The epidermis above the dermis consists of the stratum corneum, the granular layer, spinous layer, and the basal layer beginning from the upper layer. The necessary HA in the epidermis is synthesized in the keratinocytes of the basal layer.21,22 It is reported that HA binds to receptors (CD44) present on the keratinocyte surface and normalizes the skin functions through signaling.23 In addition, it is known that HA has a high water retention.24 In the skin, HAs are thought to work in the suppression of the wrinkle formation by their normal skin function and high moisture retention. In addition to this, it is presumed that the suppression of wrinkle formation is involved in several factors HA causes.
From these mechanisms, it is believed to have led to an efficacy against wrinkles, the improvement of subjective symptoms in the skin, and the improvement of skin conditions through visual observation in this study.
Because the turnover for the skin is said to be 28 days, functionality through oral ingestion of the HA will require long-term continuous intake.25 It was confirmed that HA is safe in humans when 200 mg/day HA was ingested for 12 months; a long-term ingestion.26 In addition, various safety studies were also conducted, and safety was confirmed.27–37 Therefore, HA can be said to be a food material, which is suitable for long-term continuous intake.
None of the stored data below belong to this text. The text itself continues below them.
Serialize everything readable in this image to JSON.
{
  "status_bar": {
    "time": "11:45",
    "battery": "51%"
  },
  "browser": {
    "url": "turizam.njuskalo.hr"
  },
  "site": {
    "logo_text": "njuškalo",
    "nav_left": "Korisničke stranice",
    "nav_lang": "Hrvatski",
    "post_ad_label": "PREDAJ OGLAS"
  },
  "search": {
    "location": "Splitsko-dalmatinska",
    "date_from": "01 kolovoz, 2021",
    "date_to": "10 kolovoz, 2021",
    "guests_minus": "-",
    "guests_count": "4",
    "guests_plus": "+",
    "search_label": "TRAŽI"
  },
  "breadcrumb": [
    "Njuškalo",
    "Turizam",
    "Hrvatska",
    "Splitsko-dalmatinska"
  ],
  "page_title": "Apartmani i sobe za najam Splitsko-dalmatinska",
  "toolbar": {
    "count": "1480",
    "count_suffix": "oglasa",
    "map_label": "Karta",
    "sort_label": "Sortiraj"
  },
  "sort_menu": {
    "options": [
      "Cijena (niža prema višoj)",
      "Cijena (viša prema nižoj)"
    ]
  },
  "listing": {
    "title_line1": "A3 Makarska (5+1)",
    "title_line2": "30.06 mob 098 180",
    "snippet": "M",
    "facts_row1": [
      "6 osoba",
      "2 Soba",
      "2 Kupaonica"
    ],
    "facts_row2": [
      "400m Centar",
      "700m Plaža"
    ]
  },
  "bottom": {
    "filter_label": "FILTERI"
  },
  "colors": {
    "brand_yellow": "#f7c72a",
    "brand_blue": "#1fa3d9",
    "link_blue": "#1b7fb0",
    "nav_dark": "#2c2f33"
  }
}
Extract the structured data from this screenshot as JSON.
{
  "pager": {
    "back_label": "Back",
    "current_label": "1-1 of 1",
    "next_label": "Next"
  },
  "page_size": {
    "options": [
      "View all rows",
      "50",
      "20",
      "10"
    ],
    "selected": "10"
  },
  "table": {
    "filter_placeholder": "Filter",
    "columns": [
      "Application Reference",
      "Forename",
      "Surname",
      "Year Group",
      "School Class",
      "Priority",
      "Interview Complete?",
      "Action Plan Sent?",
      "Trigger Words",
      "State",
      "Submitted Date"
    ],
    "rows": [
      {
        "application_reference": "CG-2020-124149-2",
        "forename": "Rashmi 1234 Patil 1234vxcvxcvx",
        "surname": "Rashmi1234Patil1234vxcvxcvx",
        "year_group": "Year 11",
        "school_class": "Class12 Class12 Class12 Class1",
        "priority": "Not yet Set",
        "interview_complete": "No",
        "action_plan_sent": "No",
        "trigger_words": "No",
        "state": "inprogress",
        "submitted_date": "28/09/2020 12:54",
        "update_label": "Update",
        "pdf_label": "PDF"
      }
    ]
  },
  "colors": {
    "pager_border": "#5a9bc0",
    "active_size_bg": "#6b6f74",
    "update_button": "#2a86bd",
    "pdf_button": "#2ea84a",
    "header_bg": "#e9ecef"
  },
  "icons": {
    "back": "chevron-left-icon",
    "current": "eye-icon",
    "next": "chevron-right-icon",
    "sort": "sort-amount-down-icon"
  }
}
The previous study of the MW 38 k and 75 k HA showed the effect on wrinkles after ingestion of 4 and 8 weeks compared with placebo group. There is no study about the effect of HA under 38 k or over 75 k on wrinkles. This study clarified that the MW 2 k and 300 k HA had effects on wrinkles. Therefore, we confirmed that HA between the MW 2 k and 300 k had effects on wrinkles.
In this study, we evaluated the effect of HA of 120 mg/day on wrinkles. It was not studied for the minimum effective dose. It was also not verified whether there is similar effectiveness in MWs other than 2 k and 300 k. In addition, it is not certain that changes of HA content in the skin were caused through oral ingestion of HA and what affect HA has regarding the wrinkle-inducing factor. Regarding these issues, further research is required in the future.
This study showed that the oral ingestion of the MW 2 k or 300 k HA for 12 weeks suppresses wrinkles and improves the skin’s luster and suppleness in people aged 59 years or less who were healthy Japanese men and women over 22 years old. From the above, HA consumption is expected to be used as a method to maintain healthy skin.
We gratefully acknowledge the individuals who participated in the study. This study was funded by the Kewpie Corporation.
Ms. Mariko Oe, Mr. Seigo Sakai, Mr. Hideto Yoshida, Ms. Haruna Kaneda, Ms. Nao Okado, Dr. Yasunobu Masuda are employees of Kewpie Coroporation. MD Osamu Urushibata is a professor of Toho University. The authors report no other conflicts of interest in this work.